One of the problems we confronted was just dealing with friends - trying to explain to friends in Japan what it was like in Australia and in America. So many Japanese have this set image of the West - there's no variation between Germans, French, Australians, Americans and so forth. But then on the hand, Australians and Americans had stereotypes of each other plus stereotypes of the Japanese. And what we thought was particularly interesting was how firm these stereotypes of Japan were, and how much they had remained the same over time.
But in all cases there was an inability to deal with people as individuals or as subgroups within societies - it was always just "the Japanese this", "the Japanese that". And our view was that there are many different kinds of Americans, many different kinds of Japanese. And one needs to be sensitive to those differences if you really want to understand what's going on in this society.

But the nihonjinron theories of homogeneity and uniqueness enjoy a lot of currency within Japan, not just in the foreign community.

RM: Oh, that's right. And that's why the book was written first in Japanese, for the Japanese community. It was first published by Toyo Keizai Shimposha as Nihonjinwa Nihontekika? ("Are Japanese Japanese?"), and it's been used by a lot of university professors here with there students just to get them to think about how you make comparisons. When you say the Westerners are such-and-such, how do you know? On what grounds do you do that? Then, then the other side of the coin is when you say "we Japanese do so-and so...", how do you know that "we Japanese" really do that? Have you looked at all the Japanese? What is the basis for such assertions? And you find that basically these are things we've picked up from the media, things we've been told, and there's a very important oral tradition which has been handed down over time.
An interesting question is "does nihonjinron produce these stereotypes or does it simply reflect them?" You mentioned that nihonjinron is fairly implanted in Japan and one interesting phenomenon here is that academicians participate in the media much more than they do in the United States or in Australia. During the '60's, one could say, Japanese academicians were very much underpaid, so they often made up the difference by writing for the mass media. Now most of the books which deal with nihonjinron are bestsellers, and that then makes you wonder to what extent is the criterion of writing not whether it's correct academically, or accurate in terms of research findings or some kind of empirical evidence, but 'does it sell?' And as soon as that becomes the focus, well, then it's not about something you've investigated, it's simply a matter of responding to some ideas or images that are already out there.
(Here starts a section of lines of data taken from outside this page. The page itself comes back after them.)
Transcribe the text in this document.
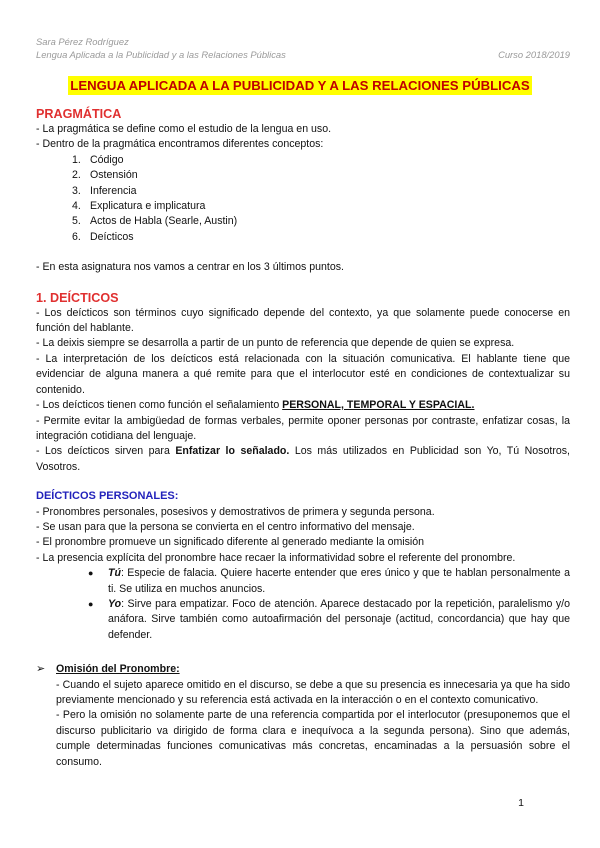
Sara Pérez Rodríguez
Lengua Aplicada a la Publicidad y a las Relaciones Públicas	Curso 2018/2019
LENGUA APLICADA A LA PUBLICIDAD Y A LAS RELACIONES PÚBLICAS
PRAGMÁTICA

- La pragmática se define como el estudio de la lengua en uso.

- Dentro de la pragmática encontramos diferentes conceptos:

1. Código
2. Ostensión
3. Inferencia
4. Explicatura e implicatura
5. Actos de Habla (Searle, Austin)
6. Deícticos

- En esta asignatura nos vamos a centrar en los 3 últimos puntos.

1. DEÍCTICOS

- Los deícticos son términos cuyo significado depende del contexto, ya que solamente puede conocerse en función del hablante.

- La deixis siempre se desarrolla a partir de un punto de referencia que depende de quien se expresa.

- La interpretación de los deícticos está relacionada con la situación comunicativa. El hablante tiene que evidenciar de alguna manera a qué remite para que el interlocutor esté en condiciones de contextualizar su contenido.

- Los deícticos tienen como función el señalamiento PERSONAL, TEMPORAL Y ESPACIAL.

- Permite evitar la ambigüedad de formas verbales, permite oponer personas por contraste, enfatizar cosas, la integración cotidiana del lenguaje.

- Los deícticos sirven para Enfatizar lo señalado. Los más utilizados en Publicidad son Yo, Tú Nosotros, Vosotros.

DEÍCTICOS PERSONALES:

- Pronombres personales, posesivos y demostrativos de primera y segunda persona.

- Se usan para que la persona se convierta en el centro informativo del mensaje.

- El pronombre promueve un significado diferente al generado mediante la omisión

- La presencia explícita del pronombre hace recaer la informatividad sobre el referente del pronombre.

● Tú: Especie de falacia. Quiere hacerte entender que eres único y que te hablan personalmente a ti. Se utiliza en muchos anuncios.
● Yo: Sirve para empatizar. Foco de atención. Aparece destacado por la repetición, paralelismo y/o anáfora. Sirve también como autoafirmación del personaje (actitud, concordancia) que hay que defender.
➢ Omisión del Pronombre:

- Cuando el sujeto aparece omitido en el discurso, se debe a que su presencia es innecesaria ya que ha sido previamente mencionado y su referencia está activada en la interacción o en el contexto comunicativo.

- Pero la omisión no solamente parte de una referencia compartida por el interlocutor (presuponemos que el discurso publicitario va dirigido de forma clara e inequívoca a la segunda persona). Sino que además, cumple determinadas funciones comunicativas más concretas, encaminadas a la persuasión sobre el consumo.

1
What do you see as the source of nihinjinron's popularity?

RM: I'm not sure. I don't think it's simply people responding to a market, because there is also an ideological function. This is very clear in corporations, where managers who previously did not have too much of an idea about nihonjinron or so-called 'Japanese-style management' that you get from books by people like Abegglen or Vogel or Reischauer which talk about lifetime employment, seniority wages and enterprise unionism, these managers find these ideas very useful. Previously they might not have had these practices, but then they are told about them; and then by telling employees about them, they get employees to accept that type of system. Because they are being told if you don't accept it you are not really 'Japanese'.
Another way this comes out is with regard to strikes and industrial unrest. You tell people, "if you strike or you complain, you're really a Marxist. And Marxism, that comes from the West. That's a Western way of thinking. The Japanese way of thinking (in terms of loyalty to the firm and thinking of the firm as a family) has a long tradition and if you want to be Japanese you'll think like this... So don't make trouble!" And then that's reinforced in terms of promotions or non-promotions and so forth. You can see that fairly clearly coming through in management literature. You don't find people in the union movement writing nihonjinron. You can find the government - as we explain in the book - you can find the government very much involved in it, translating nihonjinron and distributing it overseas so that people abroad will have a similar image of Japan.

But of the Japanese you talk to, how many are really consciously aware that something like nihonjinron is in itself a unique phenomenon?

RM: Oh, it would be hard to put a percentage on it, but I would guess that 50 to 70% probably subscribe to it as an ideology - which means they're not sensitive to it as an ideology.

But if nihonjinron reflects an ideological control mechanism and that mechanism also generates a very high degree of economic success, aren't you afraid that instead of stamping it out in Japan, you're simply going to stir up dangerous ideas that will fly to other establishments?

RM: That's fair enough. That's what Ezra Vogel with all his "Japan as No. 1" writings has been basically trying to do - teach people to "Learn from Japan!" There've been four or five books on education published recently, all saying "Learn from Japan! There are some problems but overall we should study here..." We've just gone through five years of the 'Japanese management' boom, learning from Japanese management. And there's been a great interest in learning from the Japanese police force because they have such low crime rates and so forth. So, yes, there is very much this idea of learning from Japan.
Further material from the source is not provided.